Friday, October 19, 2012

"As We Search For Monsters, We Create Them"

When a country conducts foreign policy like the United States, you really can't be shocked when violence is directed toward its officials.


Last year Chris Stevens was very active in helping the Libyan rebels from Benghazi and other towns, to overthrow Gaddafi's dictatorship:
Chris Stevens, a former U.S. Embassy official in Tripoli and the highest-ranking U.S. representative to travel to Libya since the uprising began, will explore ways to open the funding spigots for an opposition movement that is desperately short of cash and supplies, a State Department spokesman said Tuesday.
“We’re well aware that there’s an urgency,” spokesman Mark Toner told reporters. “The Transitional National Council does need funding if it’s to survive, and we’re looking for ways to assist them.”
When the operation to topple and kill Gaddhafi was completed, Stevens was named U.S. ambassador to Libya.

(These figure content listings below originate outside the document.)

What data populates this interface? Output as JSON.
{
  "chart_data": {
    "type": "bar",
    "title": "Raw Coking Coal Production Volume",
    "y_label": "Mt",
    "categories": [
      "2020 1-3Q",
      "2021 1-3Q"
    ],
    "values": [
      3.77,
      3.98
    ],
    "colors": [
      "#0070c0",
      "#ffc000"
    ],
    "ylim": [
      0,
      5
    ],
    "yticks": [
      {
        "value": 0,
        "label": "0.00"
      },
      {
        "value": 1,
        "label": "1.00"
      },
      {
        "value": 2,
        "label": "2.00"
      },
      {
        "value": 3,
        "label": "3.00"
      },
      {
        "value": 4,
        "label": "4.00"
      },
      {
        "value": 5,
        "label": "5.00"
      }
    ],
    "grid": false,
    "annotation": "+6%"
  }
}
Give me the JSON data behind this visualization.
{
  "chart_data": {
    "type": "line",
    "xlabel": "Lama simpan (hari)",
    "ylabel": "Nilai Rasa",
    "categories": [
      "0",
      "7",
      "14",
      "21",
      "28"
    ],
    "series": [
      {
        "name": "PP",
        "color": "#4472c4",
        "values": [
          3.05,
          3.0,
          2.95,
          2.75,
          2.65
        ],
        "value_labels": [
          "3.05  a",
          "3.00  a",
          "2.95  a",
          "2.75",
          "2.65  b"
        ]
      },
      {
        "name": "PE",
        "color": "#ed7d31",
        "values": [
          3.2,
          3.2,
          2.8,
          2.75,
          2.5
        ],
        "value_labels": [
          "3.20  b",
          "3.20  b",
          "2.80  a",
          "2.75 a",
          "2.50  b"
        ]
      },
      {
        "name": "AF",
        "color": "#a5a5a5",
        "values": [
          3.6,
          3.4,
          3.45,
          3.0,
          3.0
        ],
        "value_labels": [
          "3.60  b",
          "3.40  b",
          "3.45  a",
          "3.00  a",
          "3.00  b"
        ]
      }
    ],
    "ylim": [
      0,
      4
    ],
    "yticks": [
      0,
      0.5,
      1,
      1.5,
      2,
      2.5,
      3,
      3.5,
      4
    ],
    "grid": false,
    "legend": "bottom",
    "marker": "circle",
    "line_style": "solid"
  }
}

As ambassador Chas W. Freeman explained in a speech last week:
The so-called “global war on terror” or “militant Islam,” as so many now openly describe it, has become an endless run in a military squirrel cage that is generating no light but a lot of future anti-American terrorism. It turns out that all that is required to be hated is to do hateful things. Ironically, as we “search abroad for monsters to destroy,” we are creating them – transforming our foreign detractors into terrorists, multiplying their numbers, intensifying their militancy, and fortifying their hatred of us. The sons and brothers of those we have slain know where we are. They do not forget. No quarter is given in wars of religion. We are generating the very menace that entered our imaginations on 9/11.Those lovable rebels that heroically dragged Gaddhafi's body through the streets of Libya's are now "thugs" for doing the same to the U.S. ambassador. This is obviously a self inflicted wound. . . .
Murdering the U.S. Ambassador in Libya will make further U.S. support for the insurgency in Syria, which is also supported by Al Qaeda and by Libyan Salafist fighters, more unlikely. One might even hope that this incident will lead to a complete turn around of current U.S. policies towards Syria. Hillary Clinton's and the other state department furies who had urged the U.S. to attack Libya and who are also behind the drive against Syria are now confronted with the ruins of their policies. They carry at least some blame for yesterday's deaths.